Car à la description des crises possibles, des pays riches qui pourront faire face, des pays pauvres qui ne le pourront pas, il faut rappeler cette évidence : les virus comme les crises se propagent quelles que soient les frontières. A-t-on entendu les Mexicains demander de finir « le mur » pour les protéger du « virus de Louisiane » ? Si on trouve un vaccin, sera-t-il national ou mondial ?

Qui sait : peut-être que face à la règle de la plus grande pente: démagogie, populisme, étatisme, nationalisme, peurs engendrant les conflits et conflits multipliant les peurs, viendra la règle du meilleur rebond: le recours, en politique aussi, à moins de postures, plus d’humilité et de sérieux. Disons de prudence, vieille vertu des philosophes comme de l’Eglise, vertu politique par excellence, qui s’oppose à la force brute, à la panique, à l’excès.

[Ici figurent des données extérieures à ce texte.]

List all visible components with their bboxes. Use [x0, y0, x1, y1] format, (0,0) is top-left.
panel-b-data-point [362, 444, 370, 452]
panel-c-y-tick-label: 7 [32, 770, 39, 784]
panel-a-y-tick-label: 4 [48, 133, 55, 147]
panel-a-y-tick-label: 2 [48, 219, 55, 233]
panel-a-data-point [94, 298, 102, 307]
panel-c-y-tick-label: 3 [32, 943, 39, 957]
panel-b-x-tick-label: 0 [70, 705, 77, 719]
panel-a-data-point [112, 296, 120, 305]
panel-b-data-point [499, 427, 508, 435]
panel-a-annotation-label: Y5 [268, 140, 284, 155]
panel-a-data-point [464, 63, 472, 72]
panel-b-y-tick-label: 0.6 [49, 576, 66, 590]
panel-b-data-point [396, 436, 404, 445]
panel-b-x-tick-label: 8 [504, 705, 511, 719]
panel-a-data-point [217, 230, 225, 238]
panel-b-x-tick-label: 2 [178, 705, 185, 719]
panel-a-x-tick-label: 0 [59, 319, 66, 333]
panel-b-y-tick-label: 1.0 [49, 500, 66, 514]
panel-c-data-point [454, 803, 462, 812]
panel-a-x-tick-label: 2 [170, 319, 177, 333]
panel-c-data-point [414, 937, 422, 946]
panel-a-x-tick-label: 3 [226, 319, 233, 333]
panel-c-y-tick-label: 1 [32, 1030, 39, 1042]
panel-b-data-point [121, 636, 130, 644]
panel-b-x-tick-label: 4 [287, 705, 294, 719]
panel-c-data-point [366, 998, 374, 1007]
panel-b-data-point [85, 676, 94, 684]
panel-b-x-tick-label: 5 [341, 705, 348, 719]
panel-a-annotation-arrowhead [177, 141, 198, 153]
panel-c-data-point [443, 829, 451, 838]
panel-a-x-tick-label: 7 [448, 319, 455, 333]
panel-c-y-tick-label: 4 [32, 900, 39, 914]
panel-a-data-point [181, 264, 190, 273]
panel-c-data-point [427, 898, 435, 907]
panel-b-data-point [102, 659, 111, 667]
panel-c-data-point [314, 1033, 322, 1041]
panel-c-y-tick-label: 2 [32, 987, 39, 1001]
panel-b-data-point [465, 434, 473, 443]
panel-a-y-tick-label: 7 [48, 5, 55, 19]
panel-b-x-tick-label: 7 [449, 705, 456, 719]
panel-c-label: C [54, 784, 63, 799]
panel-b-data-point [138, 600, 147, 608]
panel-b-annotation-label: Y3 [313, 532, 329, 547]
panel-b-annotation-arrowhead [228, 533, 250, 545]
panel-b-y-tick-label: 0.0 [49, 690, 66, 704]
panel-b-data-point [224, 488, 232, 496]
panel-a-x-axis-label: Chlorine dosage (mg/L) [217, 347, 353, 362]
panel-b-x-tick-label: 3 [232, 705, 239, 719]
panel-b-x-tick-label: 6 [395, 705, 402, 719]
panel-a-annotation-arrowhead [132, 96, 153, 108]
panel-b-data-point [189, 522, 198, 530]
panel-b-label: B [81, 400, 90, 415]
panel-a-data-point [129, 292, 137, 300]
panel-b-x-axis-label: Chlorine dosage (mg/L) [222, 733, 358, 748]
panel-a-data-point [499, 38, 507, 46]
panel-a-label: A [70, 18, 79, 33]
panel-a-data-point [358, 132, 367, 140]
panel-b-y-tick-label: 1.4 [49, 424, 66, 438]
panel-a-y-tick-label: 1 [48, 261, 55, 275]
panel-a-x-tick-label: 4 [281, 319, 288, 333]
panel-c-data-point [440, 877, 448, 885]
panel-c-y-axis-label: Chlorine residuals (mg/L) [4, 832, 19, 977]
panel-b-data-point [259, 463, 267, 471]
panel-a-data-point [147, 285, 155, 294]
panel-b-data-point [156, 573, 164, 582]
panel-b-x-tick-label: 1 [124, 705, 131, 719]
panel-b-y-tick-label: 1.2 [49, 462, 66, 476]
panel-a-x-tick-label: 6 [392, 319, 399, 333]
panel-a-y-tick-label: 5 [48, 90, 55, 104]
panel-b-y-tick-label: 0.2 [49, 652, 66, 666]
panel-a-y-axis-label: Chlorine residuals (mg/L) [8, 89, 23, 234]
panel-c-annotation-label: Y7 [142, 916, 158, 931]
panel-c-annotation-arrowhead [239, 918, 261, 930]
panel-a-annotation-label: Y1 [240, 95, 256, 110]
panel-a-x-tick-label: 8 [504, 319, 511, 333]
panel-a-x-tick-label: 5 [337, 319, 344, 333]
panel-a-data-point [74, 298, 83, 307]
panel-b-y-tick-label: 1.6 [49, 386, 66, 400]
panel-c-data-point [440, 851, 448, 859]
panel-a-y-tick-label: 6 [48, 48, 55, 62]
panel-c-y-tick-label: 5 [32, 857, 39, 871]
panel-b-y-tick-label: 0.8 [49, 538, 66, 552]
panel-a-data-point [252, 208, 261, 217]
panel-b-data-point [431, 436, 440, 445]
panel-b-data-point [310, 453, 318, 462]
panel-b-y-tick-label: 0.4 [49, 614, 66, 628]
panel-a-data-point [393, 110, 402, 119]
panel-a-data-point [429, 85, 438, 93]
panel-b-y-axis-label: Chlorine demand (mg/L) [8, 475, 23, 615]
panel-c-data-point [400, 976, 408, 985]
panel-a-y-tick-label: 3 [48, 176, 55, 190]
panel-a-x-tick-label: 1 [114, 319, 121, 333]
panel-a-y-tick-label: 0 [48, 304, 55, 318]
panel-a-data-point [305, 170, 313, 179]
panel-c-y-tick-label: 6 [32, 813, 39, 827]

La prudence n’est pas le principe de précaution qui paralyse, elle consiste à adapter les bons choix aux bons objectifs, à distinguer ce qui est vraiment utile, à faire « le bon calcul ». Les citoyens, effrayés par l’obscénité des annonces mortifères, sachant que ce qui a été perdu se reconstruira pas à pas, choisiront peut-être les dirigeants les plus solides, pas les matamores. Et si, en politique, revenait l’expérience ?

Bientôt, chaque gouvernement va sortir son plan de relance. Tant mieux. Tout dépend où ces investissements seront dirigés. Plus de recherche ou plus de contrôle ? Plus de barrières ou plus de coopération ? Des primes ou des investissements ? Il faudra bien oser le déconfinement. Pour l’oser, le préparer dés maintenant. Sinon il sera, lui aussi, violent. Après l’urgence, le long terme. Les dirigeants qui ne traceront pas de perspectives disparaitront.